The second one I read is a bout a very different set of murders and victims and forgiveness or lack of. The story is about two women, the very first woman to be a full on member of the IRA and the widowed mother of ten that she is party to murdering. The dead woman's children had to watch people they knew from their neighborhood come to their home and take their mother at gun point. They next saw her some forty years later when her body was finally discovered on accident. The IRA suspected, wrongly as it was, that she was a spy for the British.

We learn quite a lot about both women. The dead woman was raised a protestant but converted upon her marriage, her oldest son was in jail for suspected IRA involvement when the IRA killed her.The murderer was interviewed multiple times for various university projects and she made herself very available for these interviews and was very open ( to a point)  and proud (to a fault)  about her involvement with the IRA.

We know less about the dead woman, she is silent as the grave. She died young and was killed to maintain that silence, her children had to live with their mothers murderers and learned to be quite. The IRA member was ultimately jailed for her bad acts, went on a famous hunger strike and was eventually released from prison by Margaret Thatcher , who knew a little something about being a bitch in a mans world - eight years into her double life sentence. She married actor Stephen Rea and had two children. I knew he married a a former IRA member and she had served time, but interviews gave the impression that she made sandwiches and rolled bandages and was just part of the ladies auxiliary IRA and was mostly jailed because she was an enabler. The fact she was very guilty of being an actual gun toting, terrorist murderer was not really explored at length. I can see why, if they had made it more plain, that he was married to an unrepentant murderer, people might have stopped seeing his movies.

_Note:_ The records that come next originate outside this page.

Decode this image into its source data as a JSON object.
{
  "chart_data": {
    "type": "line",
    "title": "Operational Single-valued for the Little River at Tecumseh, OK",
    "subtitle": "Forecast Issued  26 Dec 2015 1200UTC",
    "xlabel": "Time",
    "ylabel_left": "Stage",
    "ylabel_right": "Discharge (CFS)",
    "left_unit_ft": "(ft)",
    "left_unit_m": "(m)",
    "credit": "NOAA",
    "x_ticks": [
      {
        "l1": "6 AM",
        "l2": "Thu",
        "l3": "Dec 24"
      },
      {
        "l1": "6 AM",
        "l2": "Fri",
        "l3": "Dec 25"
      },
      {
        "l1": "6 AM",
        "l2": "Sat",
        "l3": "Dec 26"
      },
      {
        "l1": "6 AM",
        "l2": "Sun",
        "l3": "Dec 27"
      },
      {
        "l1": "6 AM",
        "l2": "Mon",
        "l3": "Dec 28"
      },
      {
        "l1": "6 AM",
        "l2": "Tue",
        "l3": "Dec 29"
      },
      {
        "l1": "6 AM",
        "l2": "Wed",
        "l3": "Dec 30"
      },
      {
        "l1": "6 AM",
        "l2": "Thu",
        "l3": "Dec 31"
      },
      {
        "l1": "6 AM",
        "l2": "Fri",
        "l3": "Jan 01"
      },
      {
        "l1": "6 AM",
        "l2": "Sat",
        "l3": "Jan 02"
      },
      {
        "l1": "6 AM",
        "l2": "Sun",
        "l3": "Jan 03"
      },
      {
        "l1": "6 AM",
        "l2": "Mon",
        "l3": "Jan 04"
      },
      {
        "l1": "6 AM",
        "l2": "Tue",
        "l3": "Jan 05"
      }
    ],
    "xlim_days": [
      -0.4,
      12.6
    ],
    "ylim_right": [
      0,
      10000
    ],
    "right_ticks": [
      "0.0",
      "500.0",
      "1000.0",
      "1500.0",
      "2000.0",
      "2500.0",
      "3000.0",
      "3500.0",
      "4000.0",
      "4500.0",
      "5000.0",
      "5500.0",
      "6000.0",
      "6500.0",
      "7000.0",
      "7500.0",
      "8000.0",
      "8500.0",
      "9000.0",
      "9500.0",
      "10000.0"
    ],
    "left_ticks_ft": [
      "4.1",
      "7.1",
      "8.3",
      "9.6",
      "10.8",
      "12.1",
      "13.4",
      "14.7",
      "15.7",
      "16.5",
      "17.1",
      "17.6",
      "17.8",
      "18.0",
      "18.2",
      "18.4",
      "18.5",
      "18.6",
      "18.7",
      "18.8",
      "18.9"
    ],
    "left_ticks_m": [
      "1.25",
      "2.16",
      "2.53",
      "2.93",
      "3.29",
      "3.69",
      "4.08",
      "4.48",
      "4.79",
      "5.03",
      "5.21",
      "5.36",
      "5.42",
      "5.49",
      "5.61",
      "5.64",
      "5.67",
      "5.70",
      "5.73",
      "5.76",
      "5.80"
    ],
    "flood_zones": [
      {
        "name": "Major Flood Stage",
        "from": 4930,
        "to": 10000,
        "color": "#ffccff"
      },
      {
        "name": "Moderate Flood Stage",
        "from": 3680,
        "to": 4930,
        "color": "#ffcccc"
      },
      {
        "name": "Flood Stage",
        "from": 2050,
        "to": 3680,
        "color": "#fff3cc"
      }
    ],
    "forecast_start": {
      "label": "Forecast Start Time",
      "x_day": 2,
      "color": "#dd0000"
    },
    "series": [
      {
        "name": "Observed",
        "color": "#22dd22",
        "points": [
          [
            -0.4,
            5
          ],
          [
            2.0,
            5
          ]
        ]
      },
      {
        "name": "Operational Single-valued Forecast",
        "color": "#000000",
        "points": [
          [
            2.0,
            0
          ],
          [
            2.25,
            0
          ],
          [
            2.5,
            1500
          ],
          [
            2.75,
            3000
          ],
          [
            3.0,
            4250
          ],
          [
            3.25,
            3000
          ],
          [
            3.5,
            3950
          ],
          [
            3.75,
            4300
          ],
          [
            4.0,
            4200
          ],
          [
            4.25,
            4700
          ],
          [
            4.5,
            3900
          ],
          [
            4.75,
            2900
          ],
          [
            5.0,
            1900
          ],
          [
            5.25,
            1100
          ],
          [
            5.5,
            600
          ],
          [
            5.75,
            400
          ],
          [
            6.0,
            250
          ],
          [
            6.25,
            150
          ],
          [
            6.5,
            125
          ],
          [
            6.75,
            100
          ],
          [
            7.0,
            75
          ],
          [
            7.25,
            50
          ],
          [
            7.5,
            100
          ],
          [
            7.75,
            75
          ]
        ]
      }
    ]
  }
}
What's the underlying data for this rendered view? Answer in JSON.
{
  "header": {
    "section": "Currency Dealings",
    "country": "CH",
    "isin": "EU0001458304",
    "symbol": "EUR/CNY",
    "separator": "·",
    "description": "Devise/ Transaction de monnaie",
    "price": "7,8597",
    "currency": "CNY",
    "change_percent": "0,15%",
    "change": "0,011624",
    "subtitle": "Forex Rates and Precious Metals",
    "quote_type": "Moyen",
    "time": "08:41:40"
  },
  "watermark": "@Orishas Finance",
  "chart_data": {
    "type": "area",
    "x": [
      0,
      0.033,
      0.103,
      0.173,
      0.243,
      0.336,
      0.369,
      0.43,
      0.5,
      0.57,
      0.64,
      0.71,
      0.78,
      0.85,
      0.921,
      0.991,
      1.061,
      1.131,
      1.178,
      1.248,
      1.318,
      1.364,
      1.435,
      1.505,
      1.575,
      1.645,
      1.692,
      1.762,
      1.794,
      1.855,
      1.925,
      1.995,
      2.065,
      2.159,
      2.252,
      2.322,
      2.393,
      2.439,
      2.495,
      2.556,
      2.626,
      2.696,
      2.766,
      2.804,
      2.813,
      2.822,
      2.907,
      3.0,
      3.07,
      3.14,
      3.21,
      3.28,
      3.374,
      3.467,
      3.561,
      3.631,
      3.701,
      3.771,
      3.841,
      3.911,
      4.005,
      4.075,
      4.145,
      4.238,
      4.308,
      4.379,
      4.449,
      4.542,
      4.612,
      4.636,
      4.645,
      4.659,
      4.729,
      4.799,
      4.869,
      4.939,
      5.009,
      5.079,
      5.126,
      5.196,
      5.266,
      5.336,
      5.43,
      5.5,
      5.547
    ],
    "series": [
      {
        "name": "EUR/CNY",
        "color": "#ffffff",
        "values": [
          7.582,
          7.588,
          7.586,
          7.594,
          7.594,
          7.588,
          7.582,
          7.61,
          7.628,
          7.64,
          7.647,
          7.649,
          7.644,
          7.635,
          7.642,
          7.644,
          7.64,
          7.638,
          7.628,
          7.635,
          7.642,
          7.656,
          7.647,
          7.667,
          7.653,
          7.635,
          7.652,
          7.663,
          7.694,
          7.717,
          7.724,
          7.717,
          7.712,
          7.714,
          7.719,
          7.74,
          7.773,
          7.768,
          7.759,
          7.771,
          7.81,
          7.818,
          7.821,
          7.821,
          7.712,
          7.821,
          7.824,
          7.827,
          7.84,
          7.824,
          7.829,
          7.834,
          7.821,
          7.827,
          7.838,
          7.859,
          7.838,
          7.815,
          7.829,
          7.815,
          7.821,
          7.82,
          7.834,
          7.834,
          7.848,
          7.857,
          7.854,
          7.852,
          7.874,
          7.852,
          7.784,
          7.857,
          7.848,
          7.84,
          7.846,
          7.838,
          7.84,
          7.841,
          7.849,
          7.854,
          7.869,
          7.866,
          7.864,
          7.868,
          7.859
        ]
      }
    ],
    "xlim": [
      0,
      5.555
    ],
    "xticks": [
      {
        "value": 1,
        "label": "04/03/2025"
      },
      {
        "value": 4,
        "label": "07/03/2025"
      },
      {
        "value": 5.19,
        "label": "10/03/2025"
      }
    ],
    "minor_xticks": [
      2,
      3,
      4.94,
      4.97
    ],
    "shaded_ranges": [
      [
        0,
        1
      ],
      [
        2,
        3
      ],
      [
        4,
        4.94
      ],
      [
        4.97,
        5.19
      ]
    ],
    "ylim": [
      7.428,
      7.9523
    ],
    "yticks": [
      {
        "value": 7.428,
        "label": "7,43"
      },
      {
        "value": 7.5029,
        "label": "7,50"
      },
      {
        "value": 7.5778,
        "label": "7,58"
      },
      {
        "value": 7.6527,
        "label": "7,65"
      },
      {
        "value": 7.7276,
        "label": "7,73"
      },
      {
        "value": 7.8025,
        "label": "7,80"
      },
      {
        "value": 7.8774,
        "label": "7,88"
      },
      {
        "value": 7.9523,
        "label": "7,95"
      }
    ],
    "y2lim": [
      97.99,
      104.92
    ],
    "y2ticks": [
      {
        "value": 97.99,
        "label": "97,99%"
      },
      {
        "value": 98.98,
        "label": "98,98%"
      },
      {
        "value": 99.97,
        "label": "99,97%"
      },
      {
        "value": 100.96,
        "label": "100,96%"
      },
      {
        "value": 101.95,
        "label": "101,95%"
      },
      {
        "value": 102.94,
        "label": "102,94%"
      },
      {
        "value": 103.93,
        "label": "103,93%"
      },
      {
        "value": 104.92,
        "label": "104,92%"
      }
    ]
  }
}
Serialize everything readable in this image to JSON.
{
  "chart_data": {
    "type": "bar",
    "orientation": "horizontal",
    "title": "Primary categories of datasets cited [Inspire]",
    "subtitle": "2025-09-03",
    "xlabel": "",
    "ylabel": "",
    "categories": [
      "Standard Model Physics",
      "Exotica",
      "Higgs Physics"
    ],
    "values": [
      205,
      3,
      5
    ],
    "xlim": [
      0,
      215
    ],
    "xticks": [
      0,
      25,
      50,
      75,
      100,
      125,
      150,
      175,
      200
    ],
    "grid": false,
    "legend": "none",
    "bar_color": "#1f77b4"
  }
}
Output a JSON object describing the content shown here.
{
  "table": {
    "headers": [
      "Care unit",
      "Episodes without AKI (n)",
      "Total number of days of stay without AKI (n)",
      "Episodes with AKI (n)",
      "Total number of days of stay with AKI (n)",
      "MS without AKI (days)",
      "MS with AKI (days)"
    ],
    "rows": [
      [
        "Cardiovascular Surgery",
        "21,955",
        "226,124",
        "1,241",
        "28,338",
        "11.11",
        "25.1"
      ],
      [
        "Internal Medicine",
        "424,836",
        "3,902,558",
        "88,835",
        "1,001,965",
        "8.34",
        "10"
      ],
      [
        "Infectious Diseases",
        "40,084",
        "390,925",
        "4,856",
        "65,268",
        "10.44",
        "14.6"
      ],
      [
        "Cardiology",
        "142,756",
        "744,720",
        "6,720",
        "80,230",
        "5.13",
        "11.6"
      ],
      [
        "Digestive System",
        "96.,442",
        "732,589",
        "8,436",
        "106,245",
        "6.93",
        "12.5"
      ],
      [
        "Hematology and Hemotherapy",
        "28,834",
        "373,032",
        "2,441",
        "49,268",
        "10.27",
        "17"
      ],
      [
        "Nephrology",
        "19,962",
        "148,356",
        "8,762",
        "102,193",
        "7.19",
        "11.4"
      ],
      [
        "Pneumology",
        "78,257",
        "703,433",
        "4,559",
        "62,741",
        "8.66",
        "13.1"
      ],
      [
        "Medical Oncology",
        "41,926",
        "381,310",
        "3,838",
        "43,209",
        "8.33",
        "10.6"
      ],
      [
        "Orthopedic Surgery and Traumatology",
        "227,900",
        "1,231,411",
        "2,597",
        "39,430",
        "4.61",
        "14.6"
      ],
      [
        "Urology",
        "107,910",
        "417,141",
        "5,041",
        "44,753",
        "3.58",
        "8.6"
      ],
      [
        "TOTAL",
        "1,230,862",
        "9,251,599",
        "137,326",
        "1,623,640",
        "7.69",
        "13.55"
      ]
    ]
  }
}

Years later, marriage over, she finally succumbed to drugs and alcohol and mental illness. She never apologized or admitted guilt for her acts and one of her children had to find her dead body. Her victims children did not forgive her, and have to wait around until the neighbors die to see any kind of closure for their loss. One of the sons will occasionally hail a cab and the driver is one of the people who kidnapped his mother.

Today, both women are dead. I know they don't sound similar in theme but examined women's roles - victim, over empathized in the media, and victimizer - which is not often explored. I don't think I explained my rationale for this at all well, but both moved me and made me think about forgiveness and redemption.